Q2. “Gen” validation set in Table 1
A2. Yes, the “Gen” validation set refers to samples generated by our proposed method. We evaluate the alignment between the input occupancy condition and the generated images, and further assess perception accuracy on this generated validation set using a pretrained detector.
We thank you again for your valuable suggestions, and we will supplement and improve the above issues in future versions. We welcome further discussion!
Thank you for the responses. While I'm still not entirely convinced regarding the comparison with UniScene, given it's a concurrent work this issue is not critical. Most of my concerns have been addressed hence I'm willing to raise my rating.
Thank you very much for your valuable feedback and for taking the time to review our manuscript. We are pleased that we have carefully addressed the concerns and questions you raised in your review.
As you’d mentioned an update to your overall rating, we wanted to gently remind you that you do have the option to adjust your review rating accordingly (edit button). We’ve noticed that the system still shows the original rating of 3 at this time, and it seems no changes to the rating have been made just yet.
Thank you again for your contribution to improving our work.
The paper proposes to encode occupancy maps for synthesizing images of driving scenarios. To that end, it proposes to encode the occupancy maps as MPIs and designs an encoder of MPIs for diffusion models. It further proposes several re-weighting strategies to improve the encoding.
The reviewers acknowledged the MPI representation as suitable for encoding occupancy, modest improvements in video generation results, a mostly clear explanation (except for the related work), and usefulness for data augmentation.
Several concerns were raised, with the most severe issues being a demonstrated benefit of MPIs over 3D occupancy or single-plane representations, occupancy maps providing an inconvenient editing experience, a missing demonstration of consistency across spatial edits, limited quality of generated videos, missing related work, and missing guidance on tuning the heuristic re-weighting strategies.
Most of these concerns were rebutted and discussed with reviewers, and reviewers subsequently scored 3 BA and 1 A. The AC read the paper, rebuttal, and subsequent discussion, but does not follow the reviewers' recommendation.
In the opinion of the AC, there are multiple factors that keep the paper from passing the bar of acceptance:
- The choice of occupancy maps seems highly impractical for actual editing tasks, as pointed out by reviewers. The occupancy maps as presented in the paper appear hard to manipulate and especially so at scale. A comparison to prior work that uses HD Maps and bounding box could have addressed these concerns, but such a comparison to those approaches was only made verbally. The fact that occupancy maps in this paper could be derived directly from the nuScenes ground truth may be convenient for data processing, but does not provide a clear path towards easy scaling of the synthesis or editing of these maps beyond recycling the ground truth.

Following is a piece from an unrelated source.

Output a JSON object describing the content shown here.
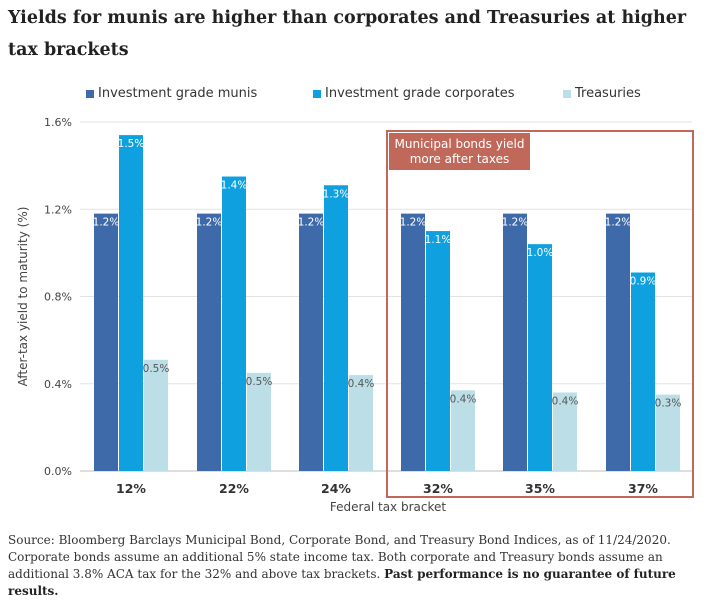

- The use for data augmentation is severely limited by the computational resources and time required for inference (and training). Reported results show only minor improvements as noted by the reviewers.
- The related work section is insufficient for a paper to be be submitted at NeurIPS. As reviewers pointed out, key prior work is missing. In contrast to the reviewers, the AC is not persuaded by the promises made in the rebuttal. A more detailed plan for revision would have been necessary.
- The comparison to other representations for encoding occupancy is lacking. There is no comparison to e.g. simply representing an occupancy map as a multi-channel image (eventual memory constraints could be addressed through the resolution in the channel dimension). A comparison to depth maps in a ControlNet setting was made in the paper, but as the reviewers pointed out, this comparison confounds model architecture and representation. The comparison to a projection of the voxels into a single image is provided in the rebuttal, but here it unfortunately remains unclear whether the MPI encoder has been retrained and how the re-weighting strategies tuned for the MPI encoder affect the comparison.